In most announcements from the various state departments in various countries (my interests are Poland, Sweden, Denmark, Germany, Netherlands, France) they address “US Citizens” then address them coming from the US. As we travel by train/plane from country to country; are we considered “US Citizens” or are we considered “Citizens entering from “such & such” a country? Does my question make sense? All the countries I plan to go to are accepting US vaccinated citizens, but I am only entering Poland directly from the US.

Posted by
32745 posts

they generally look back 14 days, but each country is different.

It isn't so much "citizens" as residents

Posted by
8440 posts

jggordon54, my understanding is that most countries are trying to stop people from coming in from places of uncontrolled disease or virulent outbreaks, regardless of citizenship. And they are judging whole countries. After all, you could be a vaccinated American citizen, who has been living in India or Brazil for a year, and trying to enter a country that does not have a minimally vaccinated population. Your citizenship in that case is not as relevant as where you're coming from. Admittedly, much of the information that gets passed around via media glosses over the difference, and sometimes you can detect a loss in translation, but the basic principle is to keep people that might be carriers out.

Posted by
11315 posts

It varies. We are flying into London and wanted to go directly to Italy, but Italy requires quarantine if you have been in the UK in the prior 14 days, even just to change planes. Switzerland, OTOH, says "Come on down!" So we will fly into Geneva and spend 3 or 4 weeks in Switzerland before dipping into the Dolomites.

Posted by
548 posts

We’re flying British Air, changing at LHR to go to Rome. That was going to work a few weeks ago. Don’t think we can get a flight with BA without changing in London

Posted by
11315 posts

Sue, you cannot get a BA flight without landing in London. It is messy. Maybe in a few more weeks everyone will work out that vaccinated people do not need to quarantine. If it works in Switzerland, for example, maybe Italy will relent on those of us who merely change planes at LHR.

Posted by
6375 posts

Or maybe in a few weeks Switzerland will require quarantine as well?
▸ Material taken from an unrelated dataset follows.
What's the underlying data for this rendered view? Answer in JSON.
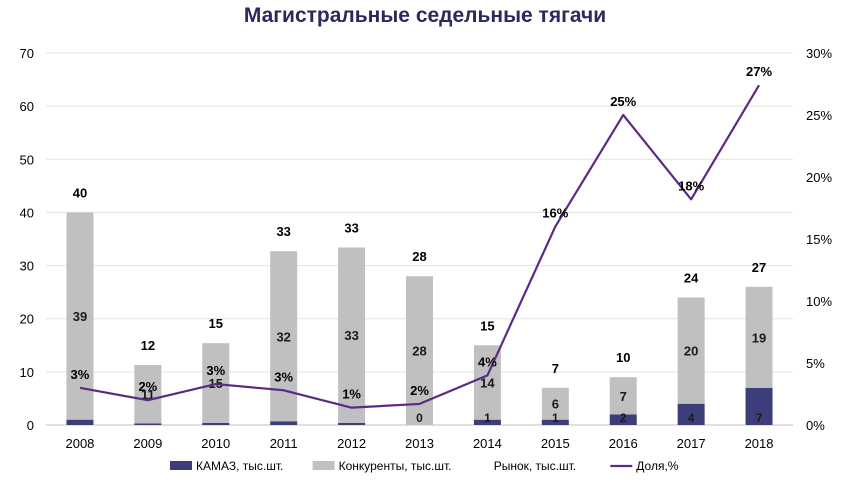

Things are changing. (And given the current situation in the UK, avoiding a transfer there can be a good idea.)

Posted by
17911 posts

It can always change for the worse, but in tracking as many countries as possible these past few months, almost with out exception, things are getting better and easier for US travelers to Europe.

I am in my first of 5 countries of my 30 day trip, and at least the first country relaxed requirements before I arrived making my test unnecessary.

The others were chosen in part on the ease if entry. I guess I will discover if I choose well.

Posted by
497 posts

Right now we are in the same boat on transit through LHR. We had a huge amount of BA miles we wanted to use up, thus BA. (Long story on how we ended up with those). As it stands today, we still need an antigen test to just transit LHR even though we are staying airside for only a couple of hours before we go to Geneva.

We’ll be in Switzerland for 9 days before transit to Austria so hoping 9 days works rather than 10 days. After Austria, by the time we get to Slovenia will have been in Schengen countries for almost 3 weeks. We transit back through LHR almost a week later but have to get an antigen to get back to US anyway so thinking should be OK. That is the problem with BA though, you pretty much are stuck going through LHR from the States.